Reputation: 33
An atomic bool "ready" is shared between two threads. Thread A is doing some task, and thread B is waiting to be notified by A. A will set "ready" to True when the task is complete.
B has a wait-predicate that tests "ready". On waking, if "ready" is still False, B will go back to waiting. (This prevents spurious wakes from causing trouble)
A finishes its task, sets "ready" to True, then notifies B.
Question: How can I guarantee B will read (load) "ready" as True and not the older False?
atomic<bool> ready = false;
Thread A
do_something();
ready = true;
B_cond_var.notify_one();
Thread B:
B_cond_var.wait( mtx, []() -> bool { return ready == true; } );
do_something(); // <- sometimes doesn't happen
I have found that sometimes B reads "ready" as False, and never wakes. Which means from its point of view the notify came before the update, even though in A the order is update, then notify.

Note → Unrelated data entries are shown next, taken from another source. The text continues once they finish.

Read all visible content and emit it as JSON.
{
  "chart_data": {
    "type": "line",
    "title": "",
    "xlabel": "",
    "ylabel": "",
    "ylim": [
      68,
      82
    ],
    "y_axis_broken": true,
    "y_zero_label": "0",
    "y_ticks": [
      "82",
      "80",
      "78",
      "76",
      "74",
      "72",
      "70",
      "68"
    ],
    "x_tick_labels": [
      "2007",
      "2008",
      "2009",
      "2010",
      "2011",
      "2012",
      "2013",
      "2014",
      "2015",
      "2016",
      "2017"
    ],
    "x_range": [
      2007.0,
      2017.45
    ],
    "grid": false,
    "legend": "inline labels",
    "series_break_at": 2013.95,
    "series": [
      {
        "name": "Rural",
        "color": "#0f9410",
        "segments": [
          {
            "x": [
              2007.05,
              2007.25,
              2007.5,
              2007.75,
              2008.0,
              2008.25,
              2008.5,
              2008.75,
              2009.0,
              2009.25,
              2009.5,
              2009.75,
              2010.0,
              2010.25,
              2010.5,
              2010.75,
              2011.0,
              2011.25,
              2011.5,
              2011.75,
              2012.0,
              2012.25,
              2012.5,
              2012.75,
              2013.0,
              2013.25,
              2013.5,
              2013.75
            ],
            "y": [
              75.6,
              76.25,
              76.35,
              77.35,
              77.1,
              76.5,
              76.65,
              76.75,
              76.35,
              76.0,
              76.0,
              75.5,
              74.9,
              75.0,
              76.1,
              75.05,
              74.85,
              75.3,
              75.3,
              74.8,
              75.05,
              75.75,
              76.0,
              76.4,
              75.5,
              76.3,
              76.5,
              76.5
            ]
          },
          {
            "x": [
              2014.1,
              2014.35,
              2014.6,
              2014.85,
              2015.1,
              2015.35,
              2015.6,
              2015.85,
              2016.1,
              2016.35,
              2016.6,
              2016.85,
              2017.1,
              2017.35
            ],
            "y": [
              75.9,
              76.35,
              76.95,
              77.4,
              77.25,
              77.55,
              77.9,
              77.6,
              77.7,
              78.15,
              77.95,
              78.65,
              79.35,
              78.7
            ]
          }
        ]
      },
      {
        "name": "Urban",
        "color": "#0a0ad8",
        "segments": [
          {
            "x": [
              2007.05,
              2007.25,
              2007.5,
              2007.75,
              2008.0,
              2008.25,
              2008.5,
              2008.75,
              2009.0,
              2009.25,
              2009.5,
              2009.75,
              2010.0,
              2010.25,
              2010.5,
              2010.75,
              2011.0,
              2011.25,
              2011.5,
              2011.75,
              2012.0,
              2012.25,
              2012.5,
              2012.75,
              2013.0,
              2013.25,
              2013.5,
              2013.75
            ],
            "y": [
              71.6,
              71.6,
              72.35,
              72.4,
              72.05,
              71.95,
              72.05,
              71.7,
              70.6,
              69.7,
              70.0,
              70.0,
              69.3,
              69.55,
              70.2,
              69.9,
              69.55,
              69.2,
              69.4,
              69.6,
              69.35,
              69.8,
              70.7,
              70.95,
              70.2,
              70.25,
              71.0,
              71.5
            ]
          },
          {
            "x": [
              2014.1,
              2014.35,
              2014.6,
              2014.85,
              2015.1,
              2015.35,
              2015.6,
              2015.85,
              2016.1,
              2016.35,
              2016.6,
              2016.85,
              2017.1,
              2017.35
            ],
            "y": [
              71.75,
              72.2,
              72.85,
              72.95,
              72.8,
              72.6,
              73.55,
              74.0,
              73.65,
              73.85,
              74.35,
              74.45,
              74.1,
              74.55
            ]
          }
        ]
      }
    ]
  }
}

NOTES: I have read entirely too much about memory ordering guarantees, and I think I understand enough about read and write ordering. However this question involves the ordering of memory updates and thread communication events, namely notify. I can't find a straight answer about how to guarantee ordering of these.

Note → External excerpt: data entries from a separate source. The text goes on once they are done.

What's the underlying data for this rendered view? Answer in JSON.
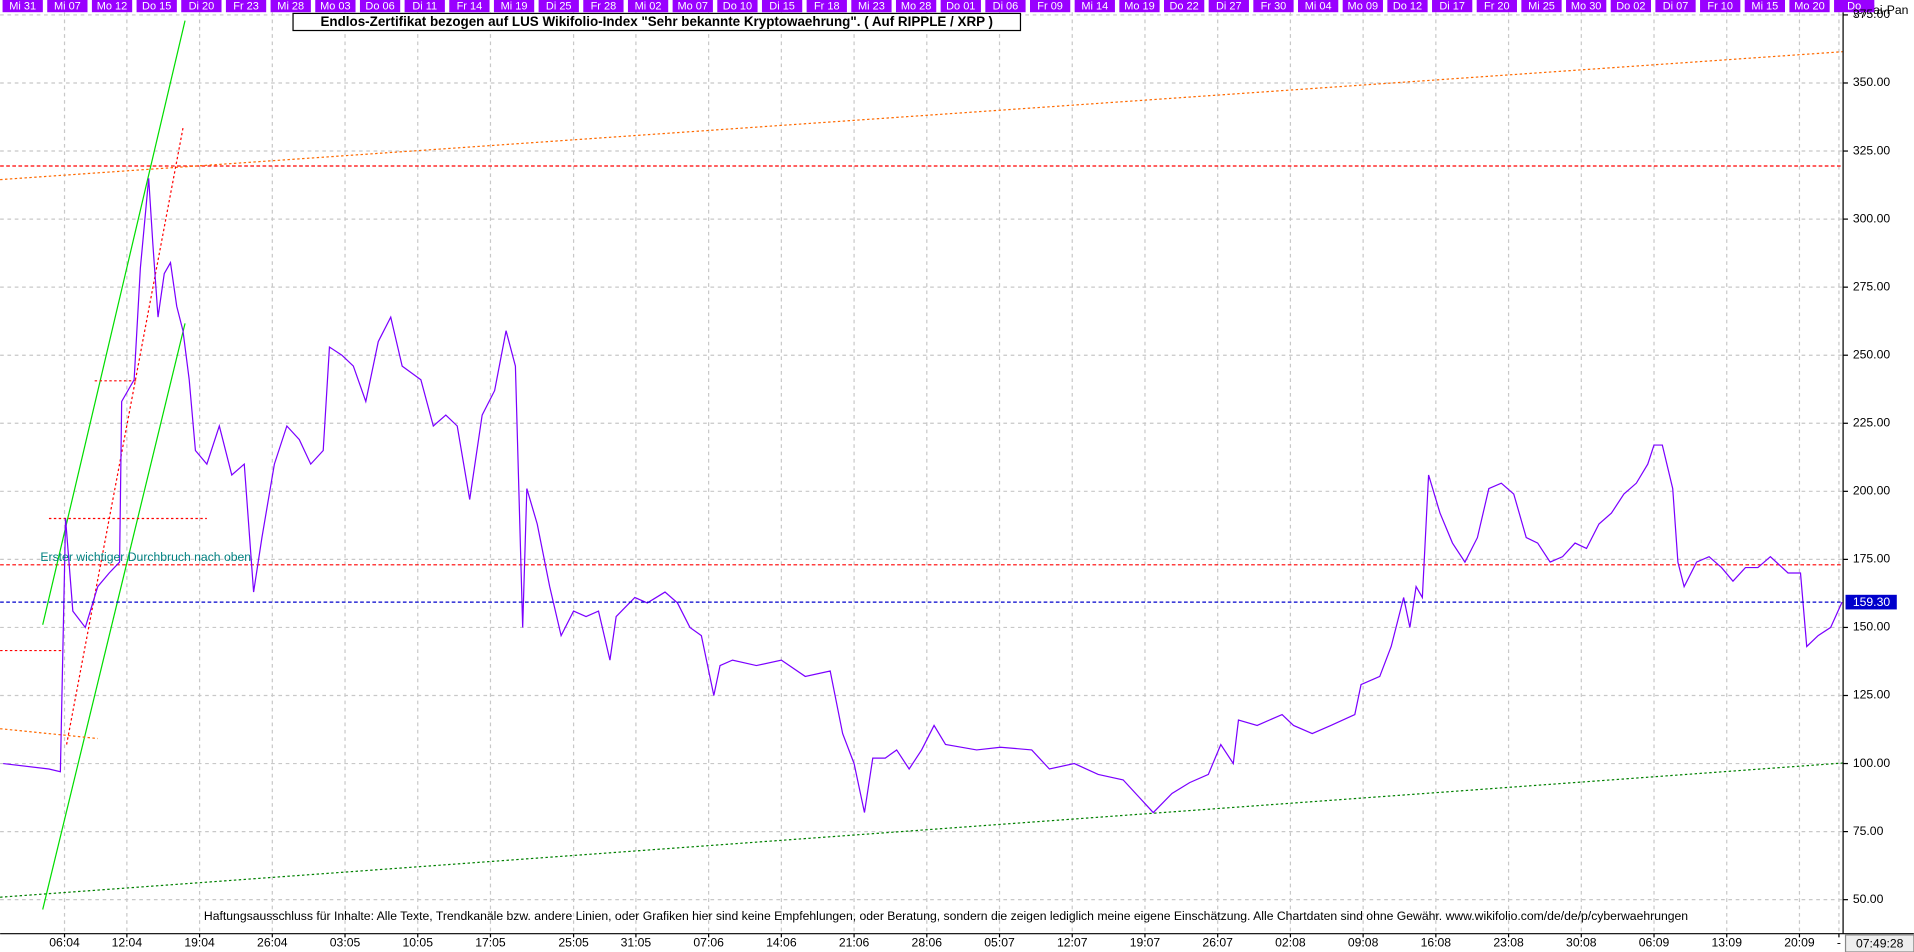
{
  "chart_data": {
    "type": "line",
    "title": "Endlos-Zertifikat bezogen auf LUS Wikifolio-Index \"Sehr bekannte Kryptowaehrung\". ( Auf RIPPLE / XRP )",
    "copyright": "(c)Tai-Pan",
    "annotation": "Erster wichtiger Durchbruch nach oben",
    "disclaimer": "Haftungsausschluss für Inhalte: Alle Texte, Trendkanäle bzw. andere Linien, oder Grafiken hier sind keine Empfehlungen, oder Beratung, sondern die zeigen lediglich meine eigene Einschätzung. Alle Chartdaten sind ohne Gewähr.  www.wikifolio.com/de/de/p/cyberwaehrungen",
    "time": "07:49:28",
    "top_labels": [
      "Mi 31",
      "Mi 07",
      "Mo 12",
      "Do 15",
      "Di 20",
      "Fr 23",
      "Mi 28",
      "Mo 03",
      "Do 06",
      "Di 11",
      "Fr 14",
      "Mi 19",
      "Di 25",
      "Fr 28",
      "Mi 02",
      "Mo 07",
      "Do 10",
      "Di 15",
      "Fr 18",
      "Mi 23",
      "Mo 28",
      "Do 01",
      "Di 06",
      "Fr 09",
      "Mi 14",
      "Mo 19",
      "Do 22",
      "Di 27",
      "Fr 30",
      "Mi 04",
      "Mo 09",
      "Do 12",
      "Di 17",
      "Fr 20",
      "Mi 25",
      "Mo 30",
      "Do 02",
      "Di 07",
      "Fr 10",
      "Mi 15",
      "Mo 20",
      "Do"
    ],
    "color": "#7b00ff",
    "x": [
      -5.9,
      -1.5,
      -0.4,
      0.1,
      0.8,
      2.0,
      3.2,
      4.3,
      5.3,
      5.5,
      6.7,
      7.3,
      8.1,
      8.5,
      9.0,
      9.6,
      10.2,
      10.8,
      11.4,
      12.0,
      12.6,
      13.7,
      14.9,
      16.1,
      17.3,
      18.2,
      19.0,
      20.2,
      21.4,
      22.6,
      23.7,
      24.9,
      25.5,
      26.7,
      27.8,
      29.0,
      30.2,
      31.4,
      32.5,
      34.3,
      35.5,
      36.7,
      37.8,
      39.0,
      40.2,
      41.4,
      42.5,
      43.4,
      44.1,
      44.5,
      45.5,
      46.7,
      47.8,
      49.0,
      50.2,
      51.4,
      52.5,
      53.1,
      54.9,
      56.1,
      57.8,
      59.0,
      60.2,
      61.3,
      62.5,
      63.1,
      64.3,
      66.6,
      69.0,
      71.3,
      73.7,
      74.9,
      76.0,
      77.0,
      77.8,
      79.0,
      80.1,
      81.3,
      82.5,
      83.7,
      84.8,
      87.8,
      90.1,
      93.1,
      94.8,
      97.2,
      99.5,
      101.9,
      104.8,
      106.6,
      108.3,
      110.1,
      111.3,
      112.5,
      113.0,
      114.8,
      117.2,
      118.3,
      120.1,
      121.9,
      124.2,
      124.8,
      126.6,
      127.7,
      128.9,
      129.5,
      130.1,
      130.7,
      131.3,
      132.4,
      133.6,
      134.8,
      136.0,
      137.1,
      138.3,
      139.5,
      140.7,
      141.8,
      143.0,
      144.2,
      145.4,
      146.5,
      147.7,
      148.9,
      150.1,
      151.3,
      152.4,
      153.0,
      153.8,
      154.8,
      155.3,
      155.9,
      157.1,
      158.3,
      159.5,
      160.6,
      161.8,
      163.0,
      164.2,
      165.9,
      167.1,
      167.7,
      168.8,
      170.0,
      171.1
    ],
    "values": [
      100,
      98,
      97,
      190,
      156,
      150,
      165,
      170,
      174,
      233,
      241,
      282,
      315,
      291,
      264,
      280,
      284,
      268,
      259,
      241,
      215,
      210,
      224,
      206,
      210,
      163,
      183,
      210,
      224,
      219,
      210,
      215,
      253,
      250,
      246,
      233,
      255,
      264,
      246,
      241,
      224,
      228,
      224,
      197,
      228,
      237,
      259,
      246,
      150,
      201,
      188,
      165,
      147,
      156,
      154,
      156,
      138,
      154,
      161,
      159,
      163,
      159,
      150,
      147,
      125,
      136,
      138,
      136,
      138,
      132,
      134,
      111,
      100,
      82,
      102,
      102,
      105,
      98,
      105,
      114,
      107,
      105,
      106,
      105,
      98,
      100,
      96,
      94,
      82,
      89,
      93,
      96,
      107,
      100,
      116,
      114,
      118,
      114,
      111,
      114,
      118,
      129,
      132,
      143,
      161,
      150,
      165,
      161,
      206,
      192,
      181,
      174,
      183,
      201,
      203,
      199,
      183,
      181,
      174,
      176,
      181,
      179,
      188,
      192,
      199,
      203,
      210,
      217,
      217,
      201,
      174,
      165,
      174,
      176,
      172,
      167,
      172,
      172,
      176,
      170,
      170,
      143,
      147,
      150,
      159.3
    ],
    "last_price": {
      "value": 159.3,
      "label": "159.30"
    },
    "reference_lines": [
      {
        "value": 319.5,
        "color": "#ff0000"
      },
      {
        "value": 173,
        "color": "#ff0000"
      }
    ],
    "trend_lines": [
      {
        "x": [
          -6.2,
          171.2
        ],
        "y": [
          314.5,
          361.5
        ],
        "color": "#ff6a00",
        "style": "dotted"
      },
      {
        "x": [
          -6.2,
          171.2
        ],
        "y": [
          50.9,
          100.2
        ],
        "color": "#008000",
        "style": "dotted"
      },
      {
        "x": [
          -2.1,
          11.6
        ],
        "y": [
          151,
          372.9
        ],
        "color": "#00dd00",
        "style": "solid"
      },
      {
        "x": [
          -2.1,
          11.6
        ],
        "y": [
          46.4,
          261.7
        ],
        "color": "#00dd00",
        "style": "solid"
      },
      {
        "x": [
          0.2,
          11.4
        ],
        "y": [
          107,
          333.4
        ],
        "color": "#ff0000",
        "style": "dotted"
      },
      {
        "x": [
          -6.2,
          3.2
        ],
        "y": [
          112.8,
          109.2
        ],
        "color": "#ff6a00",
        "style": "dotted"
      },
      {
        "x": [
          -6.2,
          -0.1
        ],
        "y": [
          141.5,
          141.5
        ],
        "color": "#ff0000",
        "style": "dotted"
      },
      {
        "x": [
          -1.5,
          13.7
        ],
        "y": [
          190,
          190
        ],
        "color": "#ff0000",
        "style": "dotted"
      },
      {
        "x": [
          2.9,
          6.9
        ],
        "y": [
          240.6,
          240.6
        ],
        "color": "#ff0000",
        "style": "dotted"
      }
    ],
    "xlim": [
      -6.2,
      171.2
    ],
    "xticks": [
      {
        "value": 0,
        "label": "06:04"
      },
      {
        "value": 6,
        "label": "12:04"
      },
      {
        "value": 13,
        "label": "19:04"
      },
      {
        "value": 20,
        "label": "26:04"
      },
      {
        "value": 27,
        "label": "03:05"
      },
      {
        "value": 34,
        "label": "10:05"
      },
      {
        "value": 41,
        "label": "17:05"
      },
      {
        "value": 49,
        "label": "25:05"
      },
      {
        "value": 55,
        "label": "31:05"
      },
      {
        "value": 62,
        "label": "07:06"
      },
      {
        "value": 69,
        "label": "14:06"
      },
      {
        "value": 76,
        "label": "21:06"
      },
      {
        "value": 83,
        "label": "28:06"
      },
      {
        "value": 90,
        "label": "05:07"
      },
      {
        "value": 97,
        "label": "12:07"
      },
      {
        "value": 104,
        "label": "19:07"
      },
      {
        "value": 111,
        "label": "26:07"
      },
      {
        "value": 118,
        "label": "02:08"
      },
      {
        "value": 125,
        "label": "09:08"
      },
      {
        "value": 132,
        "label": "16:08"
      },
      {
        "value": 139,
        "label": "23:08"
      },
      {
        "value": 146,
        "label": "30:08"
      },
      {
        "value": 153,
        "label": "06:09"
      },
      {
        "value": 160,
        "label": "13:09"
      },
      {
        "value": 167,
        "label": "20:09"
      },
      {
        "value": 170.8,
        "label": "-"
      }
    ],
    "ylim": [
      37.5,
      376
    ],
    "yticks": [
      {
        "value": 50,
        "label": "50.00"
      },
      {
        "value": 75,
        "label": "75.00"
      },
      {
        "value": 100,
        "label": "100.00"
      },
      {
        "value": 125,
        "label": "125.00"
      },
      {
        "value": 150,
        "label": "150.00"
      },
      {
        "value": 175,
        "label": "175.00"
      },
      {
        "value": 200,
        "label": "200.00"
      },
      {
        "value": 225,
        "label": "225.00"
      },
      {
        "value": 250,
        "label": "250.00"
      },
      {
        "value": 275,
        "label": "275.00"
      },
      {
        "value": 300,
        "label": "300.00"
      },
      {
        "value": 325,
        "label": "325.00"
      },
      {
        "value": 350,
        "label": "350.00"
      },
      {
        "value": 375,
        "label": "375.00"
      }
    ],
    "grid": true
  }
}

See eg: http://www.developerfusion.com/article/138018/memory-ordering-for-atomic-operations-in-c0x/
http://bartoszmilewski.com/2008/12/01/c-atomics-and-memory-ordering/
Memory ordering behavior of std::atomic::load
Also see C++11 standard section 29.3
UPDATE: Sorry for the confusion, the above is pseudocode only, boiled down from a much larger body and I have omitted things that don't enter into the problem such as the existence of a mutex on the condition variable. The working code exhibits the described reordering of variable update and notify roughly once every 400 days of runtime -- making it 3-4 per day in practice. This is actually happening.
Upvotes: 3
Views: 685
Reputation: 62603
You do not need atomic variable if you are protecting it with condition variable. However, condition variables require mutexes, and I do not see mutexes in this code. Your lambda missess return statement as well.
Properly used condition variables will give you result you want.
Memory ordering is completely irrelevant here, since all Posix thread synchronization primitives impose full memory barriers.